Saturday, September 02, 2017

Summer Vacation Redux #12: Crazy Horse Monument

The next question on my day's itinerary was: "Would my luck with no crowds last for my visit to the Crazy Horse Monument?"  Leaving Rushmore I high-tailed it over to this, the second most famous of Black Hills tourist sites.  And what did I discover?  There were lots of people, but nothing that was inhibitively crowded.  (And yes, I just made up the word "inhibitively," feel free to use it when appropriate, too!)
 This was my view from the monument's parking lot.  The actual monument is really far away from the museum--it's 40 times more massive than Mount Rushmore and taller than the Willis Building in Chicago.  If you want to pay more money--and the entrance fee was $22 dollars--you can take a ride in a school bus to get closer...  It's only fair to say at this point, I'm going to criticize aspects of this place in a serious manner.  Please understand, it is not a reflection on my belief that this is a needed, beautiful, and laudable monument that is an essential and under-represented part of our American story.  You've been warned.

 A zoom lens camera certainly helps!



Once inside the Welcome Center I was just in time for a 20 minute film on the memorial.  Awesome, I thought.  I'll get to learn all about Crazy Horse and Oglala-Lakota people.  Um, no...  Scarcely 2 minutes of the 20 was spent on the Native Americans.  I learned that some long dead chief invited the Polish-American sculptor from Boston who had been an assistant on the Mount Rushmore project to take on the design and execution of this monument.  I don't recall the chief's name--the artist's name was Korczak Ziolkowski.  And he took on the project pretty much because he didn't have anything else to do.  For the first seven years he also pretty much climbed the mountain on his own and removed dirt and rocks one bucketful at a time living in a tent and presumably eating pinecone seeds and ground squirrels.  He refused any government help, but then he married a woman twenty years his younger and started making babies.  Ten altogether, and nearly all of them grew up to work on the project with him.  In an hillarious anecdote, one of his sons drove a bulldozer right off of the mountain!  But landed in the "only soft rocks" on the place and was told by Korszak "you put it there, you get it out."  Side splitting stuff...

As to Crazy Horse, I learned that he was brave and that some anonymous union soldier stabbed him in the back and killed him...  Are you thinking what I'm thinking?  I thought, is this really a Crazy Horse Monument OR is it the Korczak Ziolkowski family memorial?  Seriously.  Even today his kids run the excavation--which is why it's progressing at a snail's pace--the gift shop, the welcome center, the restaurant.  They charge exorbitant prices all for the good the "monument." 

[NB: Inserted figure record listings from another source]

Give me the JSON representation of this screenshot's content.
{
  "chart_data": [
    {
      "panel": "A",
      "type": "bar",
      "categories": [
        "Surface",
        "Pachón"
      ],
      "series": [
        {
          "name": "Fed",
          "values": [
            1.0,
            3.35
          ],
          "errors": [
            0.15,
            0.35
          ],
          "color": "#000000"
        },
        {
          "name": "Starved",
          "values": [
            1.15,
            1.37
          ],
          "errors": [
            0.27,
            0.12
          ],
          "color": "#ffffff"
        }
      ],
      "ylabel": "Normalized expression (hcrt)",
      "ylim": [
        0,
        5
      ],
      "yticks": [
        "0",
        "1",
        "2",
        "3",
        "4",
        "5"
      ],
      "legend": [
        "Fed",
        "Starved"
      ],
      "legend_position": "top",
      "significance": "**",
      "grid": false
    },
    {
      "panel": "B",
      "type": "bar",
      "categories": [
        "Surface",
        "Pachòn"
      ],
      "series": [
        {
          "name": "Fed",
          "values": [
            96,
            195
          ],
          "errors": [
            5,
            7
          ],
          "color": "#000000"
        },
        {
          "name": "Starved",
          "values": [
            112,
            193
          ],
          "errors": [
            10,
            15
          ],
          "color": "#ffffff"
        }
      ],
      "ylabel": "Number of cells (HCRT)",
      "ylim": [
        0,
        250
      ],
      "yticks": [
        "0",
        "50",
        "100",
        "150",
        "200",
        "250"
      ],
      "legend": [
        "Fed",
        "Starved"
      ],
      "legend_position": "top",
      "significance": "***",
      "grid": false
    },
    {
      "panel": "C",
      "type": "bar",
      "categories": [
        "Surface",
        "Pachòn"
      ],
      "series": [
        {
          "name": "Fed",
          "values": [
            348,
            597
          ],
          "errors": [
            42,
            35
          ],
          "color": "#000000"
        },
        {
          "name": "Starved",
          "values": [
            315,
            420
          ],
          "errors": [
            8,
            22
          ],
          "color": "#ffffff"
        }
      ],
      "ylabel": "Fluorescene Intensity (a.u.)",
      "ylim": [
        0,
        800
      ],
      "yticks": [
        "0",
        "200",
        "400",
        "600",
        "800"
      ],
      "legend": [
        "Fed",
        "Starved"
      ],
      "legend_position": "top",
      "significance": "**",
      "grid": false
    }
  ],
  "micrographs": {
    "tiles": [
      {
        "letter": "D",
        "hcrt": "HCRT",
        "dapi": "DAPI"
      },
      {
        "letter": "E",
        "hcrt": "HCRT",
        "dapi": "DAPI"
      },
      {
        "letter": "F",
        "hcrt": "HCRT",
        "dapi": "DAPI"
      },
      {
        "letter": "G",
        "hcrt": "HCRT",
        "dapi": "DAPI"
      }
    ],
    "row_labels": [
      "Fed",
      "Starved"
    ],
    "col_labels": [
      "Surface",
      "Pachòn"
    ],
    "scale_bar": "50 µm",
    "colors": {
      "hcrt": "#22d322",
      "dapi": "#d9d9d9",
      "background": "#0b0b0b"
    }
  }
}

And you have to ask yourself where the hell are the Native Americans?  Like why aren't any of the Oglala-Lakota people invested in this project?  Why aren't they EMPLOYED by the Ziolkowski clan?  I left the experience of the video feeling very cynical.  It was like an homage to the Great White Savior doing for the poor, unskilled, naive Native Americans what they weren't capable of doing for themselves.  Even if there had been any hint of a partnership, I would have felt better about it.  Okay, now the good stuff.
 The view from inside the Welcome Center.
 You leave the film and enter the greater welcome center consisting of a museum of Native American artifacts that includes a lot of information about not only the Oglala-Lakota people, but many other American Indian Nations.  The next few images are from this space.










Outside the center/museum is a wide patio that connects to the restaurant and another museum space.



The views of the monument are wonderful--especially if you have a zoom lens on your camera or smart phone or tablet--and lots of people do!



There is also a monumental model of the finished monument with good sightlines to the actual monument in progress. 



Inside an adjacent museum annex you will find more artifacts and images including this scale model that represents the finished project depicting it as not only a monument by also a Native American University with a proposed Medical Center, sports facility and some odd round earthen covered thingy that I didn't figure out the purpose of...


 From here you exit and discover a number of other statues.  Like this tribute to the victims of 9/11--and frankly, I found it very strange.  Like why a place that takes pride in eschewing all connections to the United States Government, feels it necessary to have a piece of this attack on the sovereignty of that government as another completely unrelated tourist attraction.  Oh, and they make it very clear that in spite of their libertarian ways they are a 501C3 tax-exempt organization, should you want to contribute.

 There is this pair of crazy horses--I'm guessing that was part of the inspiration... 

Gave me the chance to take this photo.
And there is this statue next to the entrance.  I thought it might be Crazy Horse, right?  But, no.  It's just some generic representation of stamina or fortitude...I couldn't find its title in my notes.